Given n lists with m dictionaries as their elements, I would like to produce a new list, with a joined (left join) set of dictionaries. Each dictionary is guaranteed to have a key called index, but could have an arbitrary set of keys beyond that. For example, imagine the following two lists:

l1 = [{"index":1, "b":2}, 
      {"index":2, "b":3},
      {"index":3, "b":"10"},
      {"index":4, "c":"7"}]

l2 = [{"index":1, "c":4},
      {"index":2, "c":5},
      {"index":6, "c":8},
      {"index":7, "c":9}]

I would like to produce a joined list:

l3 = [{"index":1, "b":2, "c":4}, 
      {"index":2, "b":3, "c":5}, 
      {"index":3, "b":10},
      {"index":4, "c":7}]

What is the most efficient way to do this in Python?

Currently I have this piece of code, but it only does an inner join, how can I modify this to give me a left join?

def left_join(left, right, key):
    merged = {}
    for item in left+right:
        if item[key] in merged:
            merged[item[key]].update(item)
        else:
            merged[item[key]] = item
    return [val for (_, val) in merged.items()]
rsm
  • 2,530
  • 4
  • 26
  • 33
Barry Lucky
  • 49
  • 1
  • 9

2 Answers2

3

The following snippet simply converts them to dictionaries for faster merge, and reconverts to the merged dictionary into a list to match your expected output.

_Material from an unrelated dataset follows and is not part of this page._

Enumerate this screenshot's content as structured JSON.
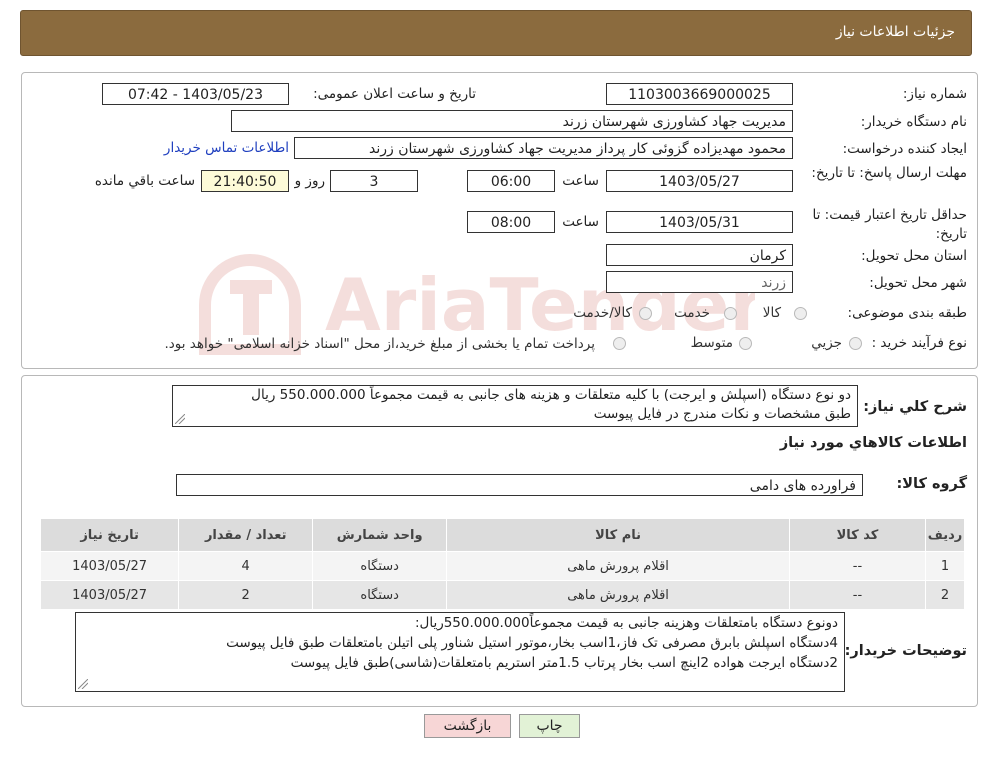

l1_dict = {item['index']: item for item in l1}
l2_dict = {item['index']: item for item in l2}

for item in l1_dict:
    l1_dict[item].update(l2_dict.get(item, {}))

l3 = list(l1_dict.values())
print(l3)
Subhash
  • 3,121
  • 1
  • 19
  • 25
0

For efficiency, you can start by building a dict with the indices as keys, and the corresponding dicts of l2 as values, so that you don't have to go through l2 each time you look for a matching dict in it.

You can then build a new list of dicts: for each dict in l1, we make a copy of it in order to leave the original unchanged, and update it with the matching dict from l2.

l1 = [{"index":1, "b":2}, {"index":2, "b":3}, {"index":3, "b":"10"}, {"index":4, "c":"7"}]

l2 = [{"index":1, "c":4}, {"index":2, "c":5}, {"index":6, "c":8}, {"index":7, "c":9}]

dict2 = {dct['index']:dct for dct in l2}

out = []
for d1 in l1:
    d = dict(**d1)
    d.update(dict2.get(d1['index'], {}))
    out.append(d)

print(out)
# [{'index': 1, 'b': 2, 'c': 4}, {'index': 2, 'b': 3, 'c': 5}, {'index': 3, 'b': '10'}, {'index': 4, 'c': '7'}]
Thierry Lathuille
  • 23,663
  • 10
  • 44
  • 50